Hemat penulis, salah satu cara untuk mengurangi praktek Jual beli partai (mahar politik) adalah mengubah pola “buka lapak”. Dengan mengubah pola ini setidaknya mengurangi praktek mafia partai demi memberantas atau menghapus soal mahar politik.
Idealnya Demokrasi
Partai Politik dan demokrasi adalah mesin pencetak pemipin yang populis. Bukan mesin yang mencetak orang-orang dungu, yang kebetulan mendapat banyak suara yang mendukungnya. Juga idealnya partai politik merupakan wadah untuk edukasi politik terhadap rakyat.
Di Indonesia, sekian banyak orang yang berusaha untuk memengaruhi kebijakan publik. Mereka semakin sadar bahwa berpolitik bukan monopoli kaum elit politik belaka. Mereka semakin tahu bahwa kehidupan mereka sangat dipengaruhi oleh keputusan-keputusan politik yang sekian lama hanya ditentukan oleh kaum elit partai politik. Mereka kemudian berpartisipasi untuk menentukan jalannya proses politik di dalam negeri, bahkan di luar negeri.
Perlu juga kita ketahui bersama bahwa salah satu poin berdirinya partai politik adalah untuk memudahkan partisipasi masyarakat dalam penjaringan calon pemimpin. Tahap ini, hampir tidak pernah dipraktekan oleh Partai Politik. Mestinya, pola lama ini perlu dirubah.
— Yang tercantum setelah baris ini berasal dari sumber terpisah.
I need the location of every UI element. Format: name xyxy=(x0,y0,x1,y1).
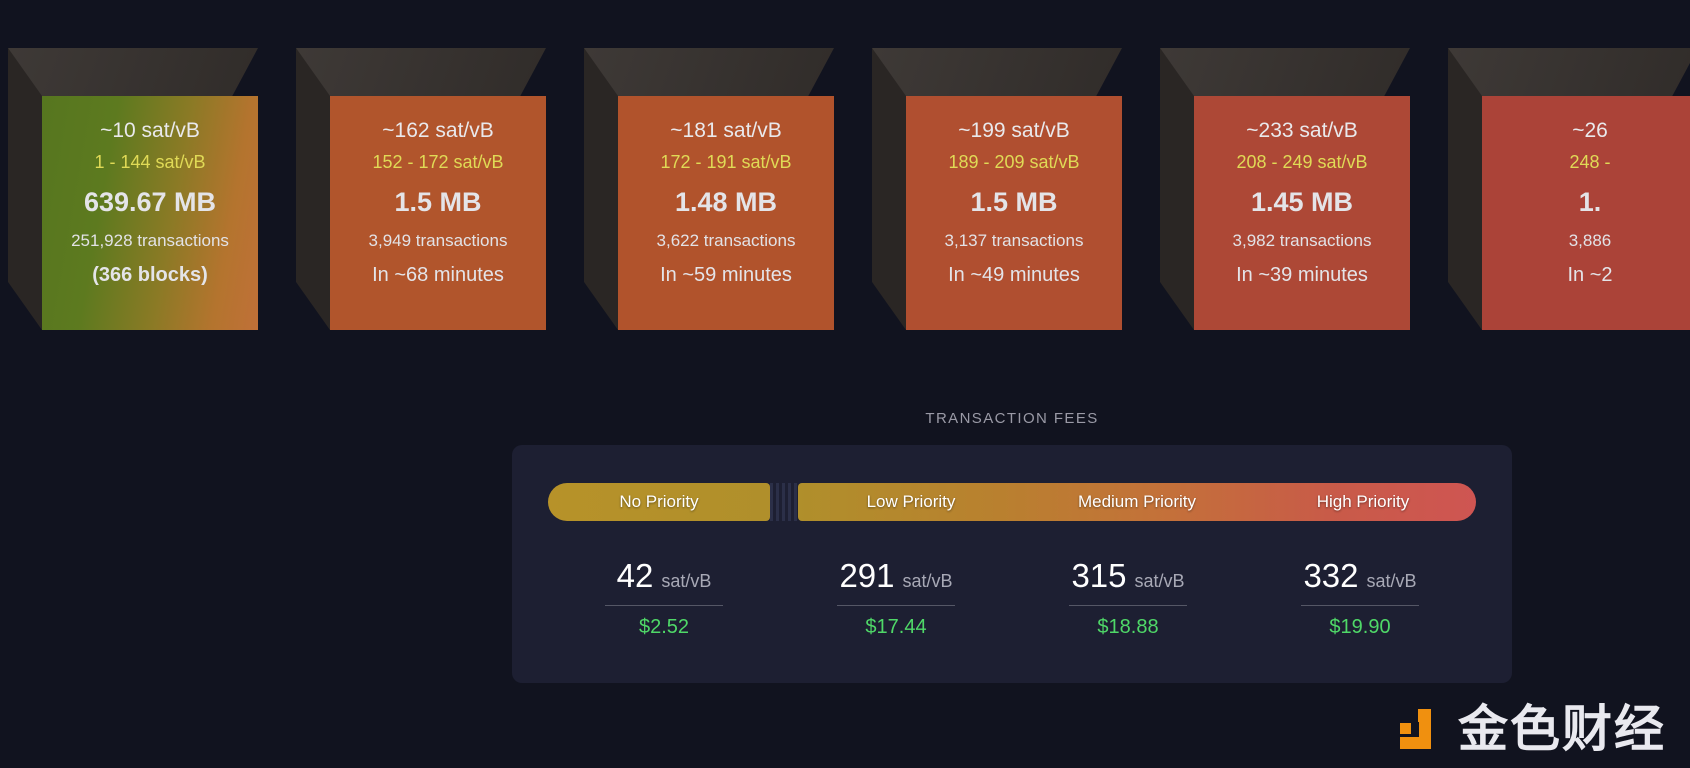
fee-usd-value: $19.90 xyxy=(1329,616,1391,638)
mempool-block-fee-range: 152 - 172 sat/vB xyxy=(372,152,504,172)
jinse-logo-icon xyxy=(1396,705,1444,753)
fee-rate-row: 291 sat/vB xyxy=(839,559,952,592)
fee-rate-unit: sat/vB xyxy=(1134,571,1185,591)
mempool-block-eta: In ~39 minutes xyxy=(1236,264,1368,286)
mempool-block-tx-count: 3,886 xyxy=(1568,231,1612,250)
mempool-block-tx-count: 251,928 transactions xyxy=(71,231,229,250)
mempool-block-eta: (366 blocks) xyxy=(92,264,208,286)
fee-divider xyxy=(1069,605,1187,606)
mempool-block-side-face xyxy=(1448,48,1482,330)
fee-usd-value: $2.52 xyxy=(638,616,690,638)
mempool-blocks-strip: ~10 sat/vB 1 - 144 sat/vB 639.67 MB 251,928… xyxy=(0,0,1690,360)
fee-usd-value: $17.44 xyxy=(865,616,927,638)
mempool-block[interactable]: ~233 sat/vB 208 - 249 sat/vB 1.45 MB 3,982 … xyxy=(1160,48,1410,330)
mempool-block-front-face: ~26 248 - 1. 3,886 In ~2 xyxy=(1482,96,1690,330)
mempool-block-side-face xyxy=(8,48,42,330)
priority-bar: No Priority Low Priority Medium Priority… xyxy=(548,483,1476,521)
mempool-block[interactable]: ~10 sat/vB 1 - 144 sat/vB 639.67 MB 251,928… xyxy=(8,48,258,330)
fee-column: 291 sat/vB $17.44 xyxy=(780,559,1012,637)
fee-divider xyxy=(605,605,723,606)
mempool-block-tx-count: 3,622 transactions xyxy=(656,231,796,250)
mempool-block-front-face: ~162 sat/vB 152 - 172 sat/vB 1.5 MB 3,949 t… xyxy=(330,96,546,330)
mempool-block-median-fee: ~199 sat/vB xyxy=(958,119,1070,142)
mempool-block-tx-count: 3,137 transactions xyxy=(944,231,1084,250)
fee-divider xyxy=(1301,605,1419,606)
fee-column: 42 sat/vB $2.52 xyxy=(548,559,780,637)
mempool-block-fee-range: 208 - 249 sat/vB xyxy=(1236,152,1368,172)
fee-rate-unit: sat/vB xyxy=(1366,571,1417,591)
mempool-block-median-fee: ~181 sat/vB xyxy=(670,119,782,142)
mempool-block-median-fee: ~26 xyxy=(1572,119,1608,142)
fee-rate-value: 291 xyxy=(839,557,895,594)
fee-column: 332 sat/vB $19.90 xyxy=(1244,559,1476,637)
mempool-block-size: 1.48 MB xyxy=(674,187,778,217)
mempool-block[interactable]: ~162 sat/vB 152 - 172 sat/vB 1.5 MB 3,949 t… xyxy=(296,48,546,330)
mempool-block-front-face: ~181 sat/vB 172 - 191 sat/vB 1.48 MB 3,622 … xyxy=(618,96,834,330)
priority-segment-low-priority[interactable]: Low Priority xyxy=(798,483,1024,521)
mempool-block-side-face xyxy=(296,48,330,330)
watermark: 金色财经 xyxy=(1396,704,1666,754)
mempool-block-fee-range: 248 - xyxy=(1569,152,1611,172)
mempool-block[interactable]: ~181 sat/vB 172 - 191 sat/vB 1.48 MB 3,622 … xyxy=(584,48,834,330)
fee-rate-value: 315 xyxy=(1071,557,1127,594)
mempool-block-side-face xyxy=(1160,48,1194,330)
mempool-block-median-fee: ~162 sat/vB xyxy=(382,119,494,142)
mempool-block-fee-range: 172 - 191 sat/vB xyxy=(660,152,792,172)
fee-rate-row: 315 sat/vB xyxy=(1071,559,1184,592)
mempool-block-size: 1.5 MB xyxy=(394,187,482,217)
priority-segment-high-priority[interactable]: High Priority xyxy=(1250,483,1476,521)
priority-bar-hatched-gap xyxy=(770,483,798,521)
mempool-block-size: 1.5 MB xyxy=(970,187,1058,217)
mempool-block-median-fee: ~233 sat/vB xyxy=(1246,119,1358,142)
priority-segment-medium-priority[interactable]: Medium Priority xyxy=(1024,483,1250,521)
fee-rate-unit: sat/vB xyxy=(902,571,953,591)
mempool-block-fee-range: 1 - 144 sat/vB xyxy=(94,152,206,172)
mempool-block-size: 1. xyxy=(1578,187,1602,217)
fee-values-row: 42 sat/vB $2.52 291 sat/vB $17.44 315 sat/vB $18… xyxy=(548,559,1476,637)
mempool-block[interactable]: ~199 sat/vB 189 - 209 sat/vB 1.5 MB 3,137 t… xyxy=(872,48,1122,330)
priority-segment-no-priority[interactable]: No Priority xyxy=(548,483,770,521)
fee-column: 315 sat/vB $18.88 xyxy=(1012,559,1244,637)
mempool-block-side-face xyxy=(584,48,618,330)
mempool-block-front-face: ~10 sat/vB 1 - 144 sat/vB 639.67 MB 251,928… xyxy=(42,96,258,330)
fee-rate-value: 42 xyxy=(616,557,654,594)
transaction-fees-panel: No Priority Low Priority Medium Priority… xyxy=(512,445,1512,683)
fee-rate-value: 332 xyxy=(1303,557,1359,594)
mempool-block-front-face: ~233 sat/vB 208 - 249 sat/vB 1.45 MB 3,982 … xyxy=(1194,96,1410,330)
mempool-block-size: 639.67 MB xyxy=(83,187,217,217)
fee-rate-row: 332 sat/vB xyxy=(1303,559,1416,592)
priority-segment-group: Low Priority Medium Priority High Priori… xyxy=(798,483,1476,521)
mempool-block-tx-count: 3,949 transactions xyxy=(368,231,508,250)
mempool-block[interactable]: ~26 248 - 1. 3,886 In ~2 xyxy=(1448,48,1690,330)
mempool-block-side-face xyxy=(872,48,906,330)
mempool-block-tx-count: 3,982 transactions xyxy=(1232,231,1372,250)
mempool-block-eta: In ~49 minutes xyxy=(948,264,1080,286)
fee-rate-unit: sat/vB xyxy=(661,571,712,591)
watermark-text: 金色财经 xyxy=(1458,700,1666,758)
mempool-block-fee-range: 189 - 209 sat/vB xyxy=(948,152,1080,172)
fee-divider xyxy=(837,605,955,606)
mempool-block-eta: In ~59 minutes xyxy=(660,264,792,286)
mempool-block-eta: In ~68 minutes xyxy=(372,264,504,286)
transaction-fees-section: TRANSACTION FEES No Priority Low Priorit… xyxy=(512,410,1512,683)
mempool-block-size: 1.45 MB xyxy=(1250,187,1354,217)
transaction-fees-heading: TRANSACTION FEES xyxy=(925,410,1099,427)
fee-usd-value: $18.88 xyxy=(1097,616,1159,638)
fee-rate-row: 42 sat/vB xyxy=(617,559,712,592)
mempool-block-eta: In ~2 xyxy=(1567,264,1613,286)
mempool-block-median-fee: ~10 sat/vB xyxy=(100,119,200,142)
mempool-block-front-face: ~199 sat/vB 189 - 209 sat/vB 1.5 MB 3,137 t… xyxy=(906,96,1122,330)
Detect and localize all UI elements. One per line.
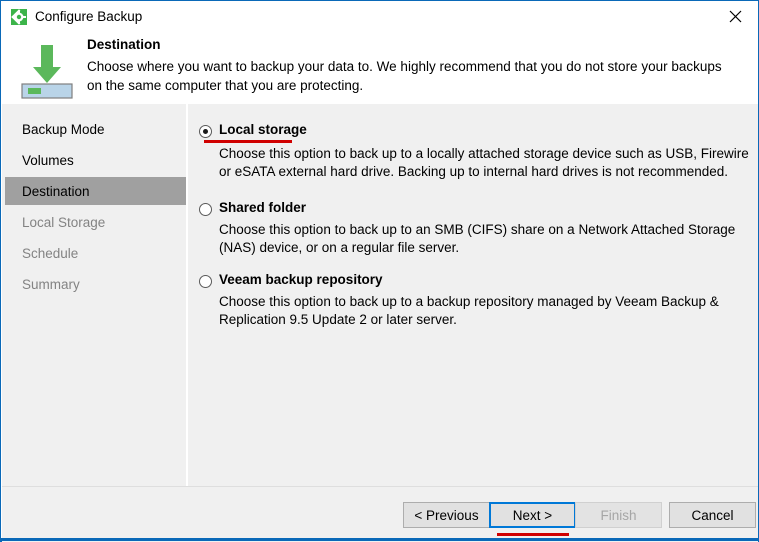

Partai Politik harus memasang radar pada setiap kepengurusan Pimpinan Anak Cabang (PAC) sampai pada tingkat kepengurusan Ranting Partai untuk menjala atau menjaring kader yang potensial dan berintegritas serta memiliki rekam jejak dan pengalaman organisasi yang jelas dalam kancah politik.
Jika melalui penjaringan itu mendapat kader, maka itulah yang kemudian didorong oleh partai politik bersama masyarakat dengan catatan tanpa embel-embel (Mahar Politik) lagi, agar rakyat dalam sistem demokrasi kapitalis ini tidak sekedar menjadi “tumbal politik”. Sistem ini bisa mencegah kapitalisasi demokrasi oleh mafia politik.
Penulis adalah Presidium Germas PMKRI Cabang Jakarta Timur, St. Petrus Kanisius dan Alumni Mahasiswa Hukum Universitas Borobudur, Jakarta.